You need to find the size (total weight) of the Minimum Spanning Tree (MST) of this grid graph.

Input

The first line contains two integers $n$ and $m$, representing the size of the grid graph.

The second line contains $n-1$ integers $A_i$, representing array $A$.

The third line contains $m$ integers $B_i$, representing array $B$.

The fourth line contains $n$ integers $C_i$, representing array $C$.

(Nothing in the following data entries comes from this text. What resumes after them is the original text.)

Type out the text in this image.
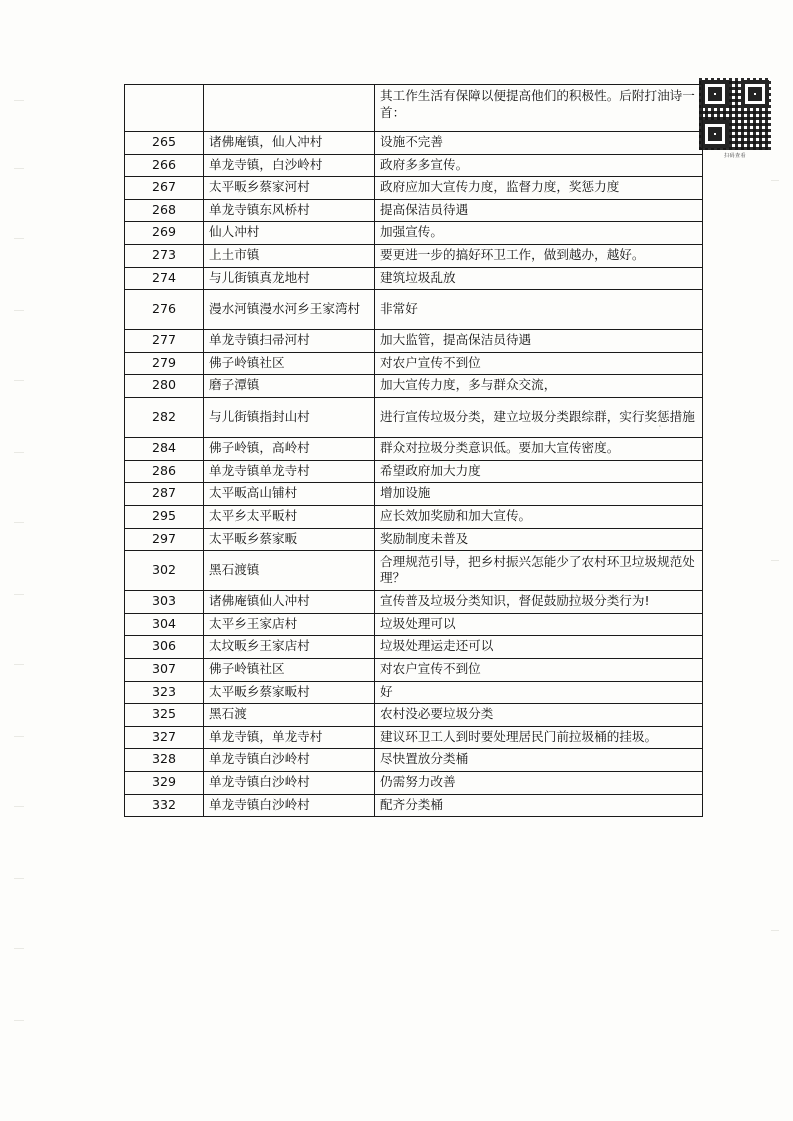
扫码查看
'
		其工作生活有保障以便提高他们的积极性。后附打油诗一首：
265	诸佛庵镇，仙人冲村	设施不完善
266	单龙寺镇，白沙岭村	政府多多宣传。
267	太平畈乡蔡家河村	政府应加大宣传力度，监督力度，奖惩力度
268	单龙寺镇东风桥村	提高保洁员待遇
269	仙人冲村	加强宣传。
273	上土市镇	要更进一步的搞好环卫工作，做到越办，越好。
274	与儿街镇真龙地村	建筑垃圾乱放
276	漫水河镇漫水河乡王家湾村	非常好
277	单龙寺镇扫帚河村	加大监管，提高保洁员待遇
279	佛子岭镇社区	对农户宣传不到位
280	磨子潭镇	加大宣传力度，多与群众交流，
282	与儿街镇指封山村	进行宣传垃圾分类，建立垃圾分类跟综群，实行奖惩措施
284	佛子岭镇，高岭村	群众对拉圾分类意识低。要加大宣传密度。
286	单龙寺镇单龙寺村	希望政府加大力度
287	太平畈高山铺村	增加设施
295	太平乡太平畈村	应长效加奖励和加大宣传。
297	太平畈乡蔡家畈	奖励制度未普及
302	黑石渡镇	合理规范引导，把乡村振兴怎能少了农村环卫垃圾规范处理？
303	诸佛庵镇仙人冲村	宣传普及垃圾分类知识，督促鼓励拉圾分类行为!
304	太平乡王家店村	垃圾处理可以
306	太坟畈乡王家店村	垃圾处理运走还可以
307	佛子岭镇社区	对农户宣传不到位
323	太平畈乡蔡家畈村	好
325	黑石渡	农村没必要垃圾分类
327	单龙寺镇，单龙寺村	建议环卫工人到时要处理居民门前拉圾桶的挂圾。
328	单龙寺镇白沙岭村	尽快置放分类桶
329	单龙寺镇白沙岭村	仍需努力改善
332	单龙寺镇白沙岭村	配齐分类桶
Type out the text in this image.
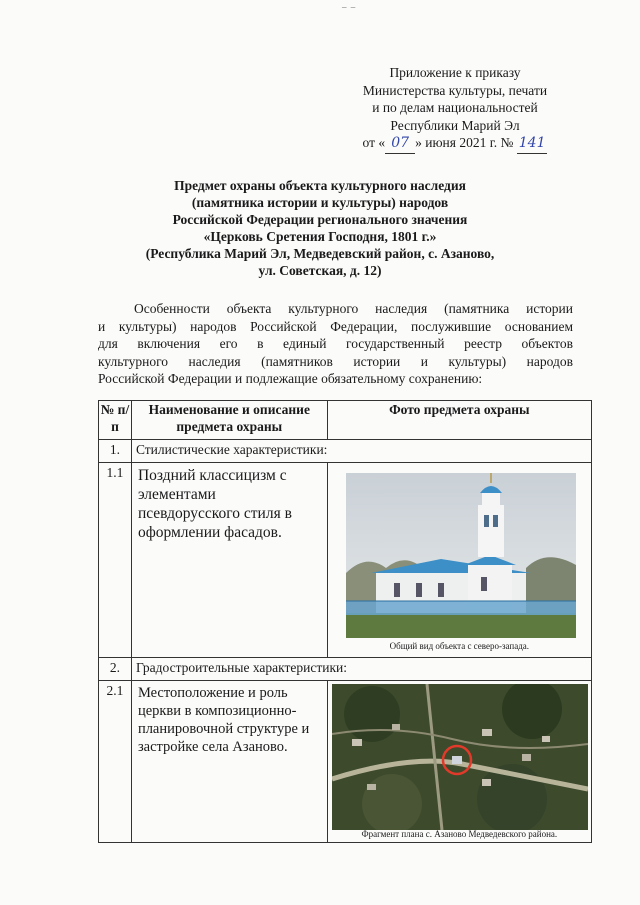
– –
Приложение к приказу
Министерства культуры, печати
и по делам национальностей
Республики Марий Эл
от « 07 » июня 2021 г. № 141
Предмет охраны объекта культурного наследия
(памятника истории и культуры) народов
Российской Федерации регионального значения
«Церковь Сретения Господня, 1801 г.»
(Республика Марий Эл, Медведевский район, с. Азаново,
ул. Советская, д. 12)
Особенности объекта культурного наследия (памятника истории
и культуры) народов Российской Федерации, послужившие основанием
для включения его в единый государственный реестр объектов
культурного наследия (памятников истории и культуры) народов
Российской Федерации и подлежащие обязательному сохранению:
№ п/п	Наименование и описание предмета охраны	Фото предмета охраны
1.	Стилистические характеристики:	
1.1	Поздний классицизм с элементами псевдорусского стиля в оформлении фасадов.	Общий вид объекта с северо-запада.

2.	Градостроительные характеристики:	
2.1	Местоположение и роль церкви в композиционно-планировочной структуре и застройке села Азаново.	Фрагмент плана с. Азаново Медведевского района.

The fifth line contains $m-1$ integers $D_i$, representing array $D$.

Output

Output a single integer representing the size of the Minimum Spanning Tree.

Examples

Input 1

2 3
1
1 3 6
1 4
1 2

Output 1

17

Note 1

The Minimum Spanning Tree contains the following five edges:

• $(1,1) - (2,1): 2$
• $(1,1) - (1,2): 2$
• $(1,2) - (1,3): 3$
• $(1,2) - (2,2): 4$
• $(2,2) - (2,3): 6$

Input 2

See the provided files.

Constraints

For all test cases, it is guaranteed that $2 \leq n, m \leq 10^5$ and $1 \leq A_i, B_i, C_i, D_i \leq 10^6$.

It is guaranteed that $A_i \leq A_{i+1}$, $B_i \leq B_{i+1}$, $C_i \leq C_{i+1}$, and $D_i \leq D_{i+1}$.